The training also encouraged participants to increase their practical skills through hands-on exercises. The trainees produced assessments for export and investment opportunities for growing Zambian products including precious stones, sugar, wood products, and beverages.
PIGA country consultant Shupi Mweene is upbeat on the training and said it helped in strengthening the participants’ skills on how they can improve investment promotion.
Mrs Mweene said the project is focusing on helping companies that deal in agro processing, light manufacturing sectors, and institutions whose role is to promote increased investment.
“We want them to be in partnership and be frontline institutions and also they should be able to present investment opportunities to investors,” she said.
Workshop trainer from the International Trade Centre, Anna Jankowska- Eriksson, said the training helped the participants to identify opportunities in Zambia with the aim of supporting development efforts by creating new jobs and moving towards a more diversified and resilient economy.
Ms Eriksson said the training further highlighted opportunities for Chinese investments in new sectors that could be advantageous for both countries, while at the same time strengthening participants’ capabilities for identifying Zambia’s untapped export potential.
The team trained under the auspices of PIGA, which is a partnership of the government of the United Kingdom and Northern Ireland’s Department for International Development, the China Council for the Promotion of International Trade, China- Africa Development Fund and the International Trade Centre.
The participants were drawn from business associations such as the Dairy Association of Zambia (DAZ), the Zambian Aquaculture Association, the Zambia Association of Manufacturers and the Economics Association of Zambia.
Other participants included those from government offices such as the Central Statistical Office, Zambian Development Agency and Ministry of Commerce, Trade and Industry.
Most of them were enthusiastic that the capacity building training on trade and investments provided them with tangible skills that could be applied in investment and export promotion.
“I now have a better understanding of investment and exports analysis and will be able to advise my organisation when I get back,” Elijah Munyama one of the participants from DAZ said in an interview.
Beaming with confidence, Mr Munyama said the training further showcased what are the export potential areas in the world for specific products.
He said the training also made him understand trade barriers as well as the importance of considering the distance to the target market for the goods.
“Now I understand which country we should sell our products to because I know the strengths and weaknesses of the sector.

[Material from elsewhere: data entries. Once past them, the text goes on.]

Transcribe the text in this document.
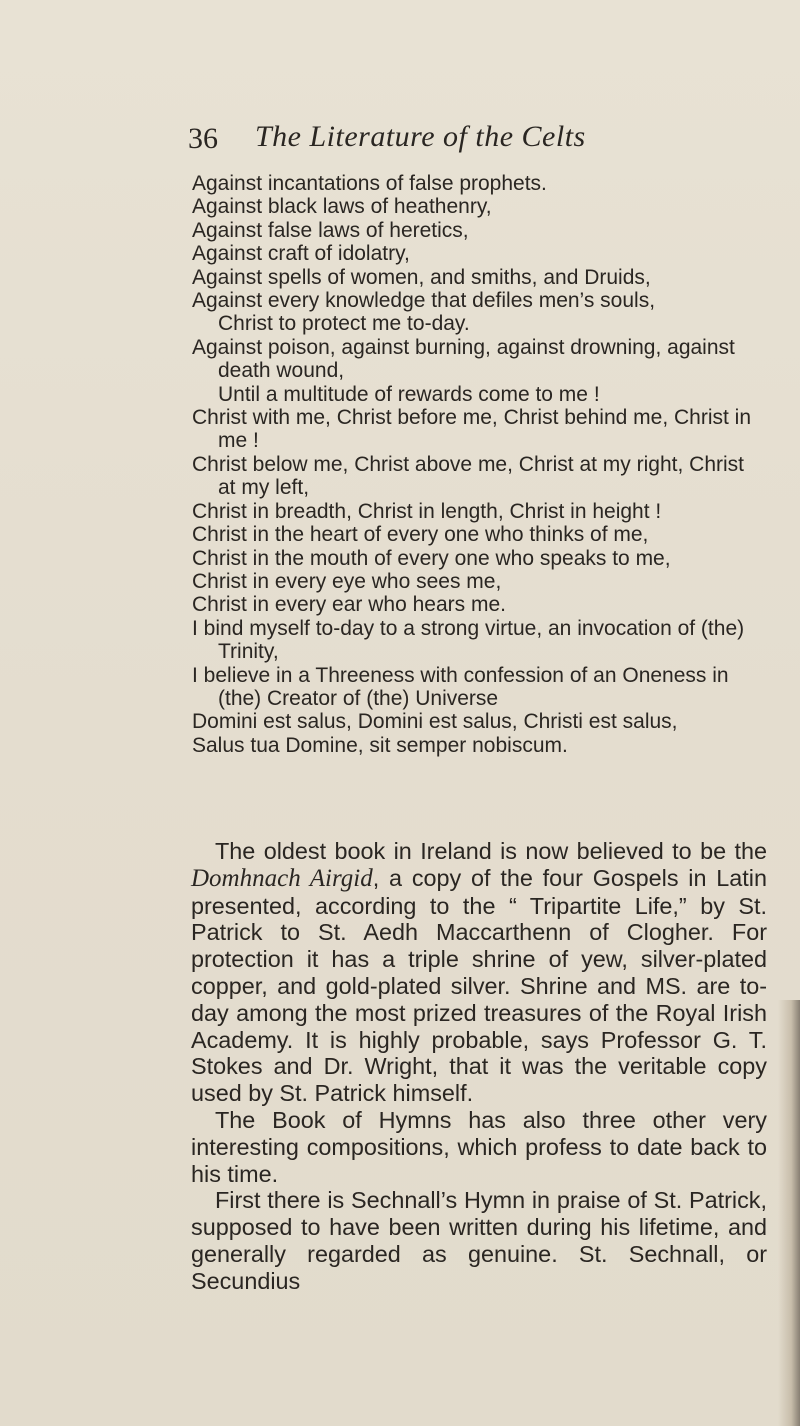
36 The Literature of the Celts
Against incantations of false prophets.
Against black laws of heathenry,
Against false laws of heretics,
Against craft of idolatry,
Against spells of women, and smiths, and Druids,
Against every knowledge that defiles men’s souls,
Christ to protect me to-day.
Against poison, against burning, against drowning, against death wound,
Until a multitude of rewards come to me !
Christ with me, Christ before me, Christ behind me, Christ in me !
Christ below me, Christ above me, Christ at my right, Christ at my left,
Christ in breadth, Christ in length, Christ in height !
Christ in the heart of every one who thinks of me,
Christ in the mouth of every one who speaks to me,
Christ in every eye who sees me,
Christ in every ear who hears me.
I bind myself to-day to a strong virtue, an invocation of (the) Trinity,
I believe in a Threeness with confession of an Oneness in (the) Creator of (the) Universe
Domini est salus, Domini est salus, Christi est salus,
Salus tua Domine, sit semper nobiscum.

The oldest book in Ireland is now believed to be the Domhnach Airgid, a copy of the four Gospels in Latin presented, according to the “ Tripartite Life,” by St. Patrick to St. Aedh Maccarthenn of Clogher. For protection it has a triple shrine of yew, silver-plated copper, and gold-plated silver. Shrine and MS. are to-day among the most prized treasures of the Royal Irish Academy. It is highly probable, says Professor G. T. Stokes and Dr. Wright, that it was the veritable copy used by St. Patrick himself.

The Book of Hymns has also three other very interesting compositions, which profess to date back to his time.

First there is Sechnall’s Hymn in praise of St. Patrick, supposed to have been written during his lifetime, and generally regarded as genuine. St. Sechnall, or Secundius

I also now know that there is need for investing in equipment such as for pasture production and processing,” Mr Munyama said.
Another participant from the Zambia Development Agency (ZDA), Sampa Chilanga said the training was insightful and opened her mind.
Ms Chilanga, who is, research and policy analyst said some of the skills she learnt during the training include the Export Potential Map to look for Zambia’s export potential.
“When you click on this map you are able to see Zambia’s exports and untapped potential. It further shows which countries are untapped markets for products from Zambia. In addition, we explored opportunities for increasing Zambia’s export potential by leveraging investments in these areas from China,” she said.
ZDA assistant enterprise development officer David Mweemba said he now feels more confident in advising entrepreneurs that seek advice from his office.
Mr Mweemba said he learnt many things, including the importance of knowing the tariffs that exist between the trading countries.
With the training successfully conducted, what remains is for the participants to put their skills to use in creating new economic opportunities in Zambia. This will in turn bring a lot of benefits to the country.